The second point of debate in the book would be the tendency of this emerging “discursive-performative” paradigm to reducing the importance of people-centrism – the appeal to “the people” – in populism in favour of leader-centrism. Throughout the book, the figure of the leader emerges as an implicit undisputed component of populism. Even when authors claim that the reaction of the public must be taken into consideration in populism studies, it is always in relation to the leader. This seems to be a limitation inherited from the sociocultural/performative approach. Whereas in his later works Laclau strongly relies on modes of charismatic rule, the discursive strand has allowed one to think of populism beyond these dynamics.
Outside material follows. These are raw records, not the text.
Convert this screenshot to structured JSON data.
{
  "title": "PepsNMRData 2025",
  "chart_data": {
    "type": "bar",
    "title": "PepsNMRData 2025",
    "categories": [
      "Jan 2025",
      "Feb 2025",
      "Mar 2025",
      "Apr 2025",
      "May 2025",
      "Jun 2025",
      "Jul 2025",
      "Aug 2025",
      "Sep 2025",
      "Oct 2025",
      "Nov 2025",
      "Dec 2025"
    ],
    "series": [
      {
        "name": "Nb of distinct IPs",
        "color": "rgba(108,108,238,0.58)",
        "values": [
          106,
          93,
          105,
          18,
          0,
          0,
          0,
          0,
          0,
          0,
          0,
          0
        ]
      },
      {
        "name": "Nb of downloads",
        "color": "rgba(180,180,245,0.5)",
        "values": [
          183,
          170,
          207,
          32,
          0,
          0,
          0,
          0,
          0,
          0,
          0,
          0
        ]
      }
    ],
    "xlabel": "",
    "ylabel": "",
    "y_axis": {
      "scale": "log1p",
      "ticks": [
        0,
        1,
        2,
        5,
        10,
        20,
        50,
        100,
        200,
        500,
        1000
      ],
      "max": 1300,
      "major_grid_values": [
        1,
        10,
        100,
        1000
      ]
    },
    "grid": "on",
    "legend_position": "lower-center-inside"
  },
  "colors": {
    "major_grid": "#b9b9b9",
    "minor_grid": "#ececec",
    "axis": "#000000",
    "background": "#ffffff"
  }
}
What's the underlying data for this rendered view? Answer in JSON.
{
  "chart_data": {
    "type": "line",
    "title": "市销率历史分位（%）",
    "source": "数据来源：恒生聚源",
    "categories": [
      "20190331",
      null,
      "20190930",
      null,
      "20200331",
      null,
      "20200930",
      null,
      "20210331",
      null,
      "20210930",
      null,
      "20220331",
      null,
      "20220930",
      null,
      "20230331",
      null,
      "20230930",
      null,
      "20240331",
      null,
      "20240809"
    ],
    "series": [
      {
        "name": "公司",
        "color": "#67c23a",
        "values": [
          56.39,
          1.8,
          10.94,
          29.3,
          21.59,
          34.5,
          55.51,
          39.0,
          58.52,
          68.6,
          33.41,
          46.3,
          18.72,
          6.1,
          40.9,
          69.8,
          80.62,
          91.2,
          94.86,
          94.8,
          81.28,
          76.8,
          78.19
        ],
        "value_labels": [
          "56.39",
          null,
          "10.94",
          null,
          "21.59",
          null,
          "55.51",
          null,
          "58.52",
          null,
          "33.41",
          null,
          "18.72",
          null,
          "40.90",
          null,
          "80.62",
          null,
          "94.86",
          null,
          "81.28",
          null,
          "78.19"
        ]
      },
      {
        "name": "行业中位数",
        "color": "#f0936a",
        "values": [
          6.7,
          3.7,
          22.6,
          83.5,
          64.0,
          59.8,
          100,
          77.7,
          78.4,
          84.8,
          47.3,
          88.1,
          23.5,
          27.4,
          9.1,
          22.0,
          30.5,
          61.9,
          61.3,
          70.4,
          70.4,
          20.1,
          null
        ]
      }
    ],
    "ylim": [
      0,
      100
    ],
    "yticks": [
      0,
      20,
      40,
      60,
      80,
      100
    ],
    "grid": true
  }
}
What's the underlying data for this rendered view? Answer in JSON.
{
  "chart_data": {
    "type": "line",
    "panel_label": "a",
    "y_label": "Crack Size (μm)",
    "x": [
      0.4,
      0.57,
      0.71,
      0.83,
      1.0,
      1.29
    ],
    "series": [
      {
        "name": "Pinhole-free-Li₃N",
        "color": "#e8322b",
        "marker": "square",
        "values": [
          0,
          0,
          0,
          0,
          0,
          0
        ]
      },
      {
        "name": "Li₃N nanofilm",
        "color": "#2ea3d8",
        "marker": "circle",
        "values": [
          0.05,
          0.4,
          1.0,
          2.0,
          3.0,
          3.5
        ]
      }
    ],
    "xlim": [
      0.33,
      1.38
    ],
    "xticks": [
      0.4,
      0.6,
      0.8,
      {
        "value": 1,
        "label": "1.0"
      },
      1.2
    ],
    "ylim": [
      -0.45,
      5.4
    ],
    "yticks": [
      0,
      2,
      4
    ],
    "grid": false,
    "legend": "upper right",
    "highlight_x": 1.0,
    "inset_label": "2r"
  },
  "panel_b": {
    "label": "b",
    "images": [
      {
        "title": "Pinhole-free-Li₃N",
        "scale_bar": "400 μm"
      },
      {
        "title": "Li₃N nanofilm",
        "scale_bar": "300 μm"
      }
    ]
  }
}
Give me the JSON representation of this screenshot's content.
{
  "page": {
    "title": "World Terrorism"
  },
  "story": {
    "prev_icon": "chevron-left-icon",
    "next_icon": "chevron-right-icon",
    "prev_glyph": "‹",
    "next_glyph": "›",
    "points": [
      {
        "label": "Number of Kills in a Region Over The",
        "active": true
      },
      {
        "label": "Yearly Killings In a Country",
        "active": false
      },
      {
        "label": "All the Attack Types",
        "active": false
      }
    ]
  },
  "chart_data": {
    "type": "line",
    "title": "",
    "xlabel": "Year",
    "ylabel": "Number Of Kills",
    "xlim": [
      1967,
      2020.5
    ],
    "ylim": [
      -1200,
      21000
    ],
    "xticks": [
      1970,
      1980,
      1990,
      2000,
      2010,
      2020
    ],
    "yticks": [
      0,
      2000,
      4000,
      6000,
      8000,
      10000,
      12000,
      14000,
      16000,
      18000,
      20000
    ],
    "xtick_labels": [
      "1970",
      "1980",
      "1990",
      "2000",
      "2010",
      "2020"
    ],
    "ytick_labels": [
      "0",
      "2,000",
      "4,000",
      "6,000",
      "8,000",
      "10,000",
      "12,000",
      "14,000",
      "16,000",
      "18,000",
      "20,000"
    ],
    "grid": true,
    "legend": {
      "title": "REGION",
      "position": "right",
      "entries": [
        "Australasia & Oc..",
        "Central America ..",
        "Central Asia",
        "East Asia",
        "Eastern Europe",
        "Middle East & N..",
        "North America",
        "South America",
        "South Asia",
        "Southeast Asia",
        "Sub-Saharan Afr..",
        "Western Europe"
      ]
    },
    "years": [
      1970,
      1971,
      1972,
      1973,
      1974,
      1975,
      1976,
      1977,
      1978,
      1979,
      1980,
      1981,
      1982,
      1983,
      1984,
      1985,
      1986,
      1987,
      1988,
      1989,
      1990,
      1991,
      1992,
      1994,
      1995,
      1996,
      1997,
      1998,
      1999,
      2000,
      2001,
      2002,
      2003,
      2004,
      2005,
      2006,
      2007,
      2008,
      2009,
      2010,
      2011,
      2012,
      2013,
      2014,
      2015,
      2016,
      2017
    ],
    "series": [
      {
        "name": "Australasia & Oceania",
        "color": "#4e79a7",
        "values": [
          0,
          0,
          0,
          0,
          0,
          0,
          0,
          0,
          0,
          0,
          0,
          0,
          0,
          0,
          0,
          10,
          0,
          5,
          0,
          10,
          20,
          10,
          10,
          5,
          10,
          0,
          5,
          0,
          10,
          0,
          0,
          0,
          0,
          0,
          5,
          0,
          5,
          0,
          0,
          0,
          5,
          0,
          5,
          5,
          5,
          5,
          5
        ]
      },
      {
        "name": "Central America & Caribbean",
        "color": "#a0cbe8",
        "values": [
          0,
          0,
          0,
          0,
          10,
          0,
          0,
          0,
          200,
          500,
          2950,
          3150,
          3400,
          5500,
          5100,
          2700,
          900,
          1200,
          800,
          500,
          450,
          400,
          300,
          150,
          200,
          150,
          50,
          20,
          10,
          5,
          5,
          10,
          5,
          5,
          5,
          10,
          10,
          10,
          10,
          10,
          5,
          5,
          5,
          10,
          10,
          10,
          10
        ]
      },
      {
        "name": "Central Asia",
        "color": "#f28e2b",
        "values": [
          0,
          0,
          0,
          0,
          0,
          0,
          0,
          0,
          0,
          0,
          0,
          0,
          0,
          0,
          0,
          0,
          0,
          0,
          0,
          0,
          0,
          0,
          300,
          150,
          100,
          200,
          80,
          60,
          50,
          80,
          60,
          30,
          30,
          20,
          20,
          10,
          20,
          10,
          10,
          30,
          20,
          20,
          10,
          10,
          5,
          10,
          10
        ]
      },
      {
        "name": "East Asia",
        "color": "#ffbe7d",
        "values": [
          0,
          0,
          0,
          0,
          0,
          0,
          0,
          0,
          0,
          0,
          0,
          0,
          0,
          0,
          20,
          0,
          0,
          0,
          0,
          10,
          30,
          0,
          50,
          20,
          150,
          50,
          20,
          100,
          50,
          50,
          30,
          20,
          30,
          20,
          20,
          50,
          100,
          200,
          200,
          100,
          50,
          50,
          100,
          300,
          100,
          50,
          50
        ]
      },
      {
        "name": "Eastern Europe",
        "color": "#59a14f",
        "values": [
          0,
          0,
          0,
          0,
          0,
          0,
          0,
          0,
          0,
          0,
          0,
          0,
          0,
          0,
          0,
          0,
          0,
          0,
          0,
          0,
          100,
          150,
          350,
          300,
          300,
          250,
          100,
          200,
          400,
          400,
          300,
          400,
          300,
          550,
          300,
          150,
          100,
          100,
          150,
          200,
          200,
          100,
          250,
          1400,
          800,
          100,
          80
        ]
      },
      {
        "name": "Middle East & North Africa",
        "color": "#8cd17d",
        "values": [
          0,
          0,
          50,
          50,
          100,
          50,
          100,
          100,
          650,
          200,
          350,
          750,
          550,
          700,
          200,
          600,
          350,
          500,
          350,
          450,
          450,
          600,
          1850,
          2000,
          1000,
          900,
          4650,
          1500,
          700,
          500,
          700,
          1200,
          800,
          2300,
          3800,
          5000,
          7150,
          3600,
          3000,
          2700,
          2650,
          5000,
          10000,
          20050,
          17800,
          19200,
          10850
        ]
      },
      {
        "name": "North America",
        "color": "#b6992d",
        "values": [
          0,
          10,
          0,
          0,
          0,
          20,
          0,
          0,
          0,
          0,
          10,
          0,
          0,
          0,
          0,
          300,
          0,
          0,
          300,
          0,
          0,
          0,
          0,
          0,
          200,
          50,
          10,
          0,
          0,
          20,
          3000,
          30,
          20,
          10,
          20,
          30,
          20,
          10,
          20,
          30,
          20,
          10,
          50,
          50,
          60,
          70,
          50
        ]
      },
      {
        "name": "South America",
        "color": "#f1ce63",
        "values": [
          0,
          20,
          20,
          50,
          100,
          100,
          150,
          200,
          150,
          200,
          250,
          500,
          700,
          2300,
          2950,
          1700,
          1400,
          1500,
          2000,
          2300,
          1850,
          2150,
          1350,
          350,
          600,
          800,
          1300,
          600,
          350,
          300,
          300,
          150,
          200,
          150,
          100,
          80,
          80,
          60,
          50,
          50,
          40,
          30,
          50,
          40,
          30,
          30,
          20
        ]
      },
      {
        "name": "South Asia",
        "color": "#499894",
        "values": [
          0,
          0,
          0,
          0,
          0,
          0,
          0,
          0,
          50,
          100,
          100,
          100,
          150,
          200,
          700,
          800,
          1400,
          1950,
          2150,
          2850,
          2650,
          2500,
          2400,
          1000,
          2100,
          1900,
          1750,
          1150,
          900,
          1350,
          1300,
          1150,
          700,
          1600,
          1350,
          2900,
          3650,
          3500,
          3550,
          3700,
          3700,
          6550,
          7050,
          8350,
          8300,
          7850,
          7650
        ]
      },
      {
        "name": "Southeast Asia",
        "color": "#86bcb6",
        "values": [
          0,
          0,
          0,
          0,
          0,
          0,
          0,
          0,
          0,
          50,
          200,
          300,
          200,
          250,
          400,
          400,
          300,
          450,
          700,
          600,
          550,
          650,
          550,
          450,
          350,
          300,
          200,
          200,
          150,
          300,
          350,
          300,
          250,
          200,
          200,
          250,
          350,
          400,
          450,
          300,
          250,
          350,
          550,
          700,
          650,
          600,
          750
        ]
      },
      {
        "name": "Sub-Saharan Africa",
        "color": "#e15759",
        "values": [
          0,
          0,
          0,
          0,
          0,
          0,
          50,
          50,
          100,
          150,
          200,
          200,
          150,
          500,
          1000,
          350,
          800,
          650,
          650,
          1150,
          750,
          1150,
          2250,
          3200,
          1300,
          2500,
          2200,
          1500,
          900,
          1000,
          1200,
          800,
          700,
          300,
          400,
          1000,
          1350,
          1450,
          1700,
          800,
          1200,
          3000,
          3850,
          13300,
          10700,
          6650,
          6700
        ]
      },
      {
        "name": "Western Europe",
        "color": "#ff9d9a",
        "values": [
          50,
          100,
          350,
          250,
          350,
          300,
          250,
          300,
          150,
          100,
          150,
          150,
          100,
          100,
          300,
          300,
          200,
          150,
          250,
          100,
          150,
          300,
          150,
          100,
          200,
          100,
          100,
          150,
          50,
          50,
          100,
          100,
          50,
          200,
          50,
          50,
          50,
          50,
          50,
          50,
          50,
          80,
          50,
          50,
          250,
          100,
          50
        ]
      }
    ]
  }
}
In sum, the volume by Ostiguy, Panizza and Moffitt prompts one to continue the efforts to integrate the discursive and sociocultural/performative approaches to populism. As Laclau would say, the articulation between different perspectives is never frictionless, condemning scholars “to be perpetual bricoleurs” (Laclau, 1996, 44). If the performative strand can bring one “back to the ground”, the discursive current can inspire one to go beyond the bodily performances of charismatic leaders. One way forward to consider here is perhaps the generalisation of the idea of transgression brought forward by the sociocultural/performative approach – a generalization that is latent but not explored in Casullo’s contribution. Populism would not just be about the “flaunting of the low” or the “bad manners” of a leader, but the very transgression that occurs when the discursive construction of “the people” brings marginalised subjects – those Laclau called “subaltern” or “heterogeneous” – out of invisibility.


References

Laclau, E. On Populist Reason (London: Verso, 2005).

Laclau, E. “Negotiating the Paradoxes of Contemporary Politics.” Angelaki 1 (3) (1996). DOI 10.1080/09697259608571895.

Zicman de Barros, T. “Populism: Symptom or Sublimation? Reassessing the Use of Psychoanalytic Metaphors.” Psychoanalysis, Culture & Society 27 (2) (2022), 218–34. DOI 10.1057/s41282-022-00282-4.